Она еще больше приблизилась ко мне губами. Я смог уловить ее шепот.
— Я во сне видела…
Что-то кольнуло меня.
— Поклянись мне, — сказал я, почти касаясь ее лица. — Чтобы ни случилось, он останется… Он должен быть… Ему нельзя не быть…
— Разве иначе возможно? — в глазах у нее слезы. — Никогда, никогда, никогда… он твой… мой… ты любишь меня?
— Милые вы мои, неповторимые…
Она взяла меня под руку. Мы вышли из тамбура. Я помог ей закрепить лыжи. Сегодня мы идем в ее теплицу.
— Больше я тебе не разрешу копать грядки.
— Я не копаю, — она улыбнулась.
— Дергать, корчевать. Все равно что.
— Кому же этим заниматься?… Они чахнут без рук.
— У меня стало много времени. Я сам.
— Тебе кажется, просто… Не могу такое забросить…
Из белого и холодного мы попали в зеленое, жаркое, пряное, цветное. Надели зеленые халаты. Она стала похожа на заведующую лабораторией. Халат шел ей, делал строгой, важно занятой.

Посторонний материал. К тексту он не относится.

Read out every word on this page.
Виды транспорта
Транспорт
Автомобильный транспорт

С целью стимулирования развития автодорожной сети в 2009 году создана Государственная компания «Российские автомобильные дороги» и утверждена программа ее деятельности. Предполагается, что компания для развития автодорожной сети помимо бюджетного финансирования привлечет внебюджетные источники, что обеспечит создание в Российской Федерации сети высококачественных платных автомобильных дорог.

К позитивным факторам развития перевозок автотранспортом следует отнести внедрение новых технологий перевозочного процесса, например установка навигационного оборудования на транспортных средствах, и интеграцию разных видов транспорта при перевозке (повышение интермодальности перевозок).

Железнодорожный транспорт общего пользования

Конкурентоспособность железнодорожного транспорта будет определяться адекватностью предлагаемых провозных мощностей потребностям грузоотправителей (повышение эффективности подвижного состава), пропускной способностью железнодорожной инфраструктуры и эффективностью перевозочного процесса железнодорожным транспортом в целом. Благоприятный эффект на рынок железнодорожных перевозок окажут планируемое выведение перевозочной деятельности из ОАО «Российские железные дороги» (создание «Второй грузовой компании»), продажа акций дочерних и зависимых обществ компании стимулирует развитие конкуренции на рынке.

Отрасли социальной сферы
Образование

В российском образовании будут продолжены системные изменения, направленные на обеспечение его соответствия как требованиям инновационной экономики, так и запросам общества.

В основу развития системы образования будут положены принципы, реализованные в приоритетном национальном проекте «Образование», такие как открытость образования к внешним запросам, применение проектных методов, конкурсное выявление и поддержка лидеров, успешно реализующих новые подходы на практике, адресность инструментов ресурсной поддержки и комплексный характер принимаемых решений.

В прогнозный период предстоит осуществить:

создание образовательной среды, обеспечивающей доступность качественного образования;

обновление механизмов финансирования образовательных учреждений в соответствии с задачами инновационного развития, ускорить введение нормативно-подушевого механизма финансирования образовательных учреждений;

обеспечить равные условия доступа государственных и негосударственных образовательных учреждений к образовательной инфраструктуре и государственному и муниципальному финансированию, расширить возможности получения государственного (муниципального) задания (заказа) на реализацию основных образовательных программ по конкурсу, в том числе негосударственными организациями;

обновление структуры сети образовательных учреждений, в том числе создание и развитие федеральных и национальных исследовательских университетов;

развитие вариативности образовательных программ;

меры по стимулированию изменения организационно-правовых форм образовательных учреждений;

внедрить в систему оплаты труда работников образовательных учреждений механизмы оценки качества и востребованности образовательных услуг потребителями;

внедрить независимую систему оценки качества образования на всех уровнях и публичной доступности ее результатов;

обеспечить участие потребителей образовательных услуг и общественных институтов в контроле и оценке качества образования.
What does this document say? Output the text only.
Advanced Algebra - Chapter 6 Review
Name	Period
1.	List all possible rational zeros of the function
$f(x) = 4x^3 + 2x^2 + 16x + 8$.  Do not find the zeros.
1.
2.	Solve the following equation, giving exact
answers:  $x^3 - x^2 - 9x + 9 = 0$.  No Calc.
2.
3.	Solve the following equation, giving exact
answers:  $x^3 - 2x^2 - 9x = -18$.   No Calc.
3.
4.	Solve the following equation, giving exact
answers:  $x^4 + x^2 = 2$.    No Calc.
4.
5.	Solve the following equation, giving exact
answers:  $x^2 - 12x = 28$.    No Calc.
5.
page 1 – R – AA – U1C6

— Вот мои владения. Всему нужны руки. У всех разные вкусы, настроения, желания… Тут иноземные гости, — повела она рукой вдоль кустарников, — очень капризные. Один желтеть начал, гадаю, что с ним… Вот этот венчик, по-твоему, кто?
Склонилась над ершистым зеленым дикобразом в кадке, упрятанном почему-то в прозрачный пакет.
— Пальма? — предположил я.
— Ничего подобного. Куст, а не дерево. Куст ананаса. Вот, южное деревце, — она потрогала ветку с меленькими жесткими листьями.
— Анчар? — пошутил я.
— Гранат… Не подходи близко. Поливалка нежданно брызгает. Мокрый будешь.
— Ну вот, и летний дождь у тебя есть. Привереды какие.
— Мы трогать их не станем. Пойдем, наших навестим. Огурцы, помидоры.
«Наши» стояли в ящиках на этажерках, рядами.
— Вот ножницы, обрежь все боковые побеги. Только сверху оставишь по три кисточки… Посмотри, как я делаю.
Она обрезала боковые ветки растения так бережно, что и ножницы у нее не щелкали. Сбросила скошенное в корзинку.
— Зачем резать? Урожай меньше будет.
— Пожалел… Да я им и корешки подрезала, когда сюда пересаживала… Меньше не будет. Поспеет намного раньше.
— Кто тебя всему научил?
— Бабушка…
— Ты уйму силенок тратишь на такие пустяки.